Essa camisa canarinho aparece sob um corselet vermelho e uma saia reta de estampa floral (tem muita flor e muita sobreposição). Nos pés, galochas coloridas, chuteiras, botas de salto e até o sapato do vovô.
Um "menino maluquinho" entra com casacão de tricô e panela na cabeça; há ainda o boné Galliano King (com o logo do Burger King), o chapéu abajour-na-cabeça e o look boudoir com pompons rosa e maxipull cinza, seguido do vestido de lã de manga comprida, pelo joelho, com bordado em zigue-zague colorido.
Mas o melhor ainda estava por vir (e o tombo de uma modelo oriental quase de boca na passarela deve ser esquecido; ninguém aplaudiu, ninguém falou nada, foi como se não tivesse acontecido).
Entra na passarela uma modelo vestida com uma grande girafa, feita de madeira e plumas. Depois, uma avestruz, com botas de salto com o mesmo papel picado do animal; depois uma modelo com armação de boneca de papel; e depois um navio, depois um pinto e um sapo.

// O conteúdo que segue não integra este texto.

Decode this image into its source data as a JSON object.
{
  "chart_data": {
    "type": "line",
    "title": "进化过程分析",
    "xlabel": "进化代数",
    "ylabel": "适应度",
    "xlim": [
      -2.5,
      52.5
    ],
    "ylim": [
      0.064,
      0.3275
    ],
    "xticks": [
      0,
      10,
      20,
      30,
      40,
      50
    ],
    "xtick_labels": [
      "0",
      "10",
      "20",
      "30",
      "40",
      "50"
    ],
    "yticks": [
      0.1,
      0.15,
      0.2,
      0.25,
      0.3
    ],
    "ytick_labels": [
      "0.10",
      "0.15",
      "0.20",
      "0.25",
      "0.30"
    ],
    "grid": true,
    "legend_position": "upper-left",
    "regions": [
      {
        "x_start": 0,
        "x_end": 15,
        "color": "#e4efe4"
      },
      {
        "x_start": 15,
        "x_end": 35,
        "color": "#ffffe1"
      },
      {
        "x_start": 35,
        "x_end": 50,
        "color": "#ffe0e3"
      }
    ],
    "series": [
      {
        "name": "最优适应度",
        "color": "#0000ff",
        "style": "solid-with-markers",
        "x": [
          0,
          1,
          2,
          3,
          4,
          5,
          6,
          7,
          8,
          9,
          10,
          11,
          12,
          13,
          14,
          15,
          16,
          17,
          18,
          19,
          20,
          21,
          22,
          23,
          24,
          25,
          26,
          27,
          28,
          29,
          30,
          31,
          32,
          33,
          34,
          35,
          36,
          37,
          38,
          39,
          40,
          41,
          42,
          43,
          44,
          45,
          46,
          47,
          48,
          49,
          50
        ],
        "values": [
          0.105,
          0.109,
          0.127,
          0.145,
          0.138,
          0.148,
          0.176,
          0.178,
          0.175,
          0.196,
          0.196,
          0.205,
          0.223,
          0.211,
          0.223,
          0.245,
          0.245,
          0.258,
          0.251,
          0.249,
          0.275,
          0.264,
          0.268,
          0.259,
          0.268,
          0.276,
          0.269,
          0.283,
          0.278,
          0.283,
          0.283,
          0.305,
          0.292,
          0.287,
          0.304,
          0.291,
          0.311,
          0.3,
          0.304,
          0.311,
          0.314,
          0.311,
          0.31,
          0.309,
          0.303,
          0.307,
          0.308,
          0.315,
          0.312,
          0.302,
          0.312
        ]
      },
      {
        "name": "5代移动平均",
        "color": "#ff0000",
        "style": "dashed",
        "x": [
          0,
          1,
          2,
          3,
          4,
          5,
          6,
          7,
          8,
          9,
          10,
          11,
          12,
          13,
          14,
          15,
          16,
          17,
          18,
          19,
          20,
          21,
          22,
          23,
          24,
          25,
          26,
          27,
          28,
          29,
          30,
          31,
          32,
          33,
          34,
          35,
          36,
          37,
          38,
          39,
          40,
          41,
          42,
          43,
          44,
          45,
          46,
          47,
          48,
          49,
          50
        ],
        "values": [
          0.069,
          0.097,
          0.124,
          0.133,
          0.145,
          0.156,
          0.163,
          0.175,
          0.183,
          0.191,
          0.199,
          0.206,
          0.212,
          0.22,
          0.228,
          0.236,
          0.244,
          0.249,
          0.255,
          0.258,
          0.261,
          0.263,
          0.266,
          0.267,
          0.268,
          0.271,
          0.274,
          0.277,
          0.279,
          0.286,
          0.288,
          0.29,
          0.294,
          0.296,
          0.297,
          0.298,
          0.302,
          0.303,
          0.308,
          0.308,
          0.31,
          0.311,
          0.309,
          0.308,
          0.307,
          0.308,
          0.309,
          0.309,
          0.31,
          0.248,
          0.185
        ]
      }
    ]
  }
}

E um carrinho que buzinava e tudo, um cavalo-marinho e uma borboleta-flor.
Ninguém acreditou. Ao som de Diana Ross, parecia uma declaração de amor à vida, um voto de confiança na moda e, ao mesmo tempo, um despojamento, um deboche, quase-descaso, uma auto-ironia que poucos têm. Colocar as melhores modelos do mundo para brincar de moda, e mostrar isso aos mais importantes profissionais do mundo, requer alguma coragem.
Galliano tem de sobra. Gisele Bündchen (observada por João Paulo Diniz na primeira fila), encerrou o desfile com um sexy vestido de couro decotado, com saia longa, chapéu e guarda-chuva. A fila de aplausos finais parecia apresentação de escola ou apoteose de escola de samba, ao som de um mambo ("mambogalliano") que deixou mesmo as pessoas mais chatas sorrindo.